Quase todos os dias, enquanto a confraria se reúne no boteco do Baixinho, ou em outros locais no centro da cidade, elas aparecem. Cada uma, à sua maneira, monopoliza as atenções dos frequentadores da noite. Uma é jovem, no frescor dos seus vinte e poucos anos, enquanto a outra, já entrada em anos exibe uma vitalidade poucas vezes vista.
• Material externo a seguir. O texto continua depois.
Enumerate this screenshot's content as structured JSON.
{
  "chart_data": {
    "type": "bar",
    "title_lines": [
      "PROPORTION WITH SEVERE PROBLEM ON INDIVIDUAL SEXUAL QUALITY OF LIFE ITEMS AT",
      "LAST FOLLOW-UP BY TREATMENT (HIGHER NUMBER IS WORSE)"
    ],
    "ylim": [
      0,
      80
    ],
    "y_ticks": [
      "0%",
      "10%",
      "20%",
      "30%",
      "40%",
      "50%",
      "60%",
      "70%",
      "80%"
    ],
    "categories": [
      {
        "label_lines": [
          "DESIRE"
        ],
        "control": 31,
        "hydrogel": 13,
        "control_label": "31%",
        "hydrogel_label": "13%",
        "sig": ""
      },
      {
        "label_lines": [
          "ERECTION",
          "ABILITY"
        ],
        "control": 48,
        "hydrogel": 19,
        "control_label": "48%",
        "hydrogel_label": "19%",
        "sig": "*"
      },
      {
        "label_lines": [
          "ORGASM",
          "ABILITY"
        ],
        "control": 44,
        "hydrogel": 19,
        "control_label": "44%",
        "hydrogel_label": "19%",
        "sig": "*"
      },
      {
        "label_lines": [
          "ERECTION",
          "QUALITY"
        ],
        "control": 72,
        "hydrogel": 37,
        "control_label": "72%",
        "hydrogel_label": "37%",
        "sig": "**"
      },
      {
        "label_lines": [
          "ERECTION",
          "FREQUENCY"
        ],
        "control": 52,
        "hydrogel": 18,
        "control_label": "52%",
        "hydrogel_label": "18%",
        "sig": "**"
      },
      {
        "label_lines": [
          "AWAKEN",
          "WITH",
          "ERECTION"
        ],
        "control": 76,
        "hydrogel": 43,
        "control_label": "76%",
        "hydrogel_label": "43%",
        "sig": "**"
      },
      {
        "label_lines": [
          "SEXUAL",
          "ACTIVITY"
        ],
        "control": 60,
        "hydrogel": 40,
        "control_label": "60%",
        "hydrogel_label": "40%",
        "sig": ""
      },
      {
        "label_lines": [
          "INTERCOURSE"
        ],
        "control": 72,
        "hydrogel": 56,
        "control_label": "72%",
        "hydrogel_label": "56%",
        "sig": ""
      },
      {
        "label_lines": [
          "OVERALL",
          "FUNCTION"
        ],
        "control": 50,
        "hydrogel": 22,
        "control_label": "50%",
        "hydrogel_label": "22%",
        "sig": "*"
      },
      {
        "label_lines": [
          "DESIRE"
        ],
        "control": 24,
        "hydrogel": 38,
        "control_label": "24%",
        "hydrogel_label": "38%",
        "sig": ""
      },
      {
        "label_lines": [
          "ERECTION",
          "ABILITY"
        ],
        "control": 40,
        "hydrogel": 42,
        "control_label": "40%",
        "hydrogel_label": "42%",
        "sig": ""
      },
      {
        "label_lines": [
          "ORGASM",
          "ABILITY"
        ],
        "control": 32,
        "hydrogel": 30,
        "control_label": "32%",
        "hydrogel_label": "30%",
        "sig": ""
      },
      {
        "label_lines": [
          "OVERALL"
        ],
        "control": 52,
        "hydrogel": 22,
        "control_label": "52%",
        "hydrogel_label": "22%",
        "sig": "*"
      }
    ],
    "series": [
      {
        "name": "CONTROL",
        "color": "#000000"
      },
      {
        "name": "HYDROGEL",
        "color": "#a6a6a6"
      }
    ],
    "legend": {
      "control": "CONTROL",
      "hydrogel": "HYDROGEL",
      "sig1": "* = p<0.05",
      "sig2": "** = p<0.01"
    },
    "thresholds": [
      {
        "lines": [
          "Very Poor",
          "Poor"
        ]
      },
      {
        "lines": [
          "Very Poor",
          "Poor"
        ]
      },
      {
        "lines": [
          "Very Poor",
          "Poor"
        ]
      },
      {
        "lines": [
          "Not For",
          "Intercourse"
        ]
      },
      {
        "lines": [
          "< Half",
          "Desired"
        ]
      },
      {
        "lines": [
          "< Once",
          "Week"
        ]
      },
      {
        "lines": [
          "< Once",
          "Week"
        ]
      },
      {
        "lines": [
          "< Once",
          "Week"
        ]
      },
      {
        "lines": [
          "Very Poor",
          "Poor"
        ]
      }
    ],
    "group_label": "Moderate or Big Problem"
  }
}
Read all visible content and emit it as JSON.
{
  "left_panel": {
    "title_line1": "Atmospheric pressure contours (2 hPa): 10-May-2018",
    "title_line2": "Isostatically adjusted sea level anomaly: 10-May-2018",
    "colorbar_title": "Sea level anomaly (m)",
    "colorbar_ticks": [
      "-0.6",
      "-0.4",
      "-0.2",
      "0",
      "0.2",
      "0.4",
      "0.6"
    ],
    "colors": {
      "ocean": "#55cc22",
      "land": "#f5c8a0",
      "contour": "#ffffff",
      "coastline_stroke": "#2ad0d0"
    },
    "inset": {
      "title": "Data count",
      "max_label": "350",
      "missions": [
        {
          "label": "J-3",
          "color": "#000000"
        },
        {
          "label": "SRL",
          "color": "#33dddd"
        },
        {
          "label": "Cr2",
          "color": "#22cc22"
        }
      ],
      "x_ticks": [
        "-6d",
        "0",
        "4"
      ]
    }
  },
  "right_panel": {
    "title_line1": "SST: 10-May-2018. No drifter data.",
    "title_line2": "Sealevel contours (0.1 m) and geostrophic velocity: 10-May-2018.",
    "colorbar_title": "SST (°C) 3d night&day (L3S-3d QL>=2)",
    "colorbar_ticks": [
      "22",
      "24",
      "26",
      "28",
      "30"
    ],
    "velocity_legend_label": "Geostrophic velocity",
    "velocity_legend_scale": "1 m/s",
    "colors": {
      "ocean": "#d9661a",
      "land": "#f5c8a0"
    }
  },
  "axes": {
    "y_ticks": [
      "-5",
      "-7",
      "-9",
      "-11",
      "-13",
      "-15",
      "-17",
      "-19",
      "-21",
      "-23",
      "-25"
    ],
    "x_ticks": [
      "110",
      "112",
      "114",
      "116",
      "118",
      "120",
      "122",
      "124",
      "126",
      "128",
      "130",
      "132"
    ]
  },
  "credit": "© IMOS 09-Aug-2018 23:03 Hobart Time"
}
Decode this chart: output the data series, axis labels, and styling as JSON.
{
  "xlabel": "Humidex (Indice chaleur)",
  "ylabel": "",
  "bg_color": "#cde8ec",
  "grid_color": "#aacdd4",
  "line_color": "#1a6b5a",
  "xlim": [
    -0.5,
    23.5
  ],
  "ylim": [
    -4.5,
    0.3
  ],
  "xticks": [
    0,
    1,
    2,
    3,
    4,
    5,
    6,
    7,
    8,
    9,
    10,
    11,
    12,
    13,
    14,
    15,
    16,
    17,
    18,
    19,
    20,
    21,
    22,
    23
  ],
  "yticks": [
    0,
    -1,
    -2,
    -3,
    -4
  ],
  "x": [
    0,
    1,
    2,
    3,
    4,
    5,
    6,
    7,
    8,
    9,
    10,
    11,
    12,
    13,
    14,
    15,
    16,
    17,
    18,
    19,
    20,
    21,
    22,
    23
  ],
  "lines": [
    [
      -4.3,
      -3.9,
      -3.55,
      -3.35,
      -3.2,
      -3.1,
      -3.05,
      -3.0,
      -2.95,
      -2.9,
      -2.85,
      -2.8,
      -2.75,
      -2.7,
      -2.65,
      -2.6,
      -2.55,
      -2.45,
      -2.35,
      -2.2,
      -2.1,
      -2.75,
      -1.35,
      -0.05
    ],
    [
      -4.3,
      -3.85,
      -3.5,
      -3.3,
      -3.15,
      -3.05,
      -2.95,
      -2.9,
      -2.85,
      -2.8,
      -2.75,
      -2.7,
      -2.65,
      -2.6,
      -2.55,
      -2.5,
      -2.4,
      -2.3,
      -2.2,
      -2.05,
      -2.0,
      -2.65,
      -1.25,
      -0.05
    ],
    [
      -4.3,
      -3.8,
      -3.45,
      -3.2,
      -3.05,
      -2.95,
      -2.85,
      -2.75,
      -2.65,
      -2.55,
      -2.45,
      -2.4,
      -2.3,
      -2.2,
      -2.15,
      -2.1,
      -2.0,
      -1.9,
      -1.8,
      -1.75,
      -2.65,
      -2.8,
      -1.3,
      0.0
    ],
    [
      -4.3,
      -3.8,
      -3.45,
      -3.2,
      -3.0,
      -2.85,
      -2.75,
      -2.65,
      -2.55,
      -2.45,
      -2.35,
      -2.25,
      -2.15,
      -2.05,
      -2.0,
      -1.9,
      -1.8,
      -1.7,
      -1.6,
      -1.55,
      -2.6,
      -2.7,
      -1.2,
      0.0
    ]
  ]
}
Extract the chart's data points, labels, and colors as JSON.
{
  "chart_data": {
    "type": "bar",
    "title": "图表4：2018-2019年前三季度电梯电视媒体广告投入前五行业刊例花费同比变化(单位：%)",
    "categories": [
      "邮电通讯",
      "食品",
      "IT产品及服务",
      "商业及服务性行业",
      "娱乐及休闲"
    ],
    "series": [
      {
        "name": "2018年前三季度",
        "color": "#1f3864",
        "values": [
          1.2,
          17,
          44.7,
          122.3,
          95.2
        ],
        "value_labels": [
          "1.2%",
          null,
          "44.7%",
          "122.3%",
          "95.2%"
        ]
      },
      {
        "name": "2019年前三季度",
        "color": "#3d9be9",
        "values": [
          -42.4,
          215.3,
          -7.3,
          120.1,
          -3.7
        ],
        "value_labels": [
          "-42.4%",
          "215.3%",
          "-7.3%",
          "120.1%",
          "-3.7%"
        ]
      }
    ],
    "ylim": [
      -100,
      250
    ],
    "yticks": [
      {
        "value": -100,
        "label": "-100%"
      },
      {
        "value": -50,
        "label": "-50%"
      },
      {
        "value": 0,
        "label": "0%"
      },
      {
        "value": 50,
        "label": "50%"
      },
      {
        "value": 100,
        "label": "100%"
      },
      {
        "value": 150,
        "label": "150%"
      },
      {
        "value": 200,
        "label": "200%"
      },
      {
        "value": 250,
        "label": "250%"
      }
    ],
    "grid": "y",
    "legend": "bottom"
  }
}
Em comum, a dignidade e o amor pelo trabalho.
Enquanto muitos se reúnem para o happy hour do início da noite, as duas ralam de verdade, serpenteando entre as mesas, oferecendo seus produtos, sempre com um sorriso no rosto.
Enquanto a idosa espalha ovos de codorna, que acabam servindo de tira-gosto, ou são levados para casa na esperança de apimentar uma noite com a patroa, a cesta de ovos de chocolate da mais nova vai se esvaziando, muito mais pela simpatia de quem os vende do que pela capacidade alimentícia dos produtos, mais apropriados para ocasiões especiais, como Páscoa, Natal etc.
A trajetória silenciosa das duas, não são raros os comentários baratos, piadas de mau gosto e muita aporrinhação de alguns bebuns passados da medida. Placidamente elas fingem que não ouvem, nem as anedotas sem graça e nem os desabafos dos ocupantes das mesas; caso quisessem teriam histórias para um livro, mas, definitivamente os problemas alheios não fazem parte do metiê.
Elas, não são outras, senão as Marias e as Joanas que se multiplicam pelo país afora e são responsáveis pelo sustento de mais de um terço das famílias brasileiras. A exemplo de milhares, residem na periferia e engrossam as estatísticas do que lutam para ter um canto pra chamar de seu. Se no dizer de Rita Lee, dondoca é uma espécie em extinção, as Marias e as Joanas de Parauapebas vão a luta e não têm medo da cara feira do trabalho.
Misturadas às milhares que são comerciárias, bancárias, garis, médicas, enfermeiras, condutoras de caminhão fora de estrada de Carajás, elas lutam para deixar de ser apenas uma carteira de identidade, um número na estatística. São casadas? chefes de família? Têm vida social? Onde moram? Na verdade, pouco se sabe delas. O que está escancarado é aquela coisa de pegar no breu, de fazer a hora. Silenciosamente, sem emitir uma única palavra, essas mulheres maravilhosas oferecem gratuitamente uma lição de nobreza a quem interessar possa. A partir dessas duas, chorar sobre um prato de filé passa a ser uma coisa de extremo mau gosto. Enquanto uns com tanto são amargos como jiló, elas carregam o peso da labuta sobre os ombros, sem reclamar.
Discretamente, quase sem se fazerem notar na noite agitada da cidade, elas exibem a fidalguia que advém do trabalho.
Uma bonitinha, outra nem tanto, mas, o que importa? Todos nós já fomos bem mais do que somos hoje. A pergunta é a seguinte: será que chegaremos ao entardecer da vida com a pegada delas?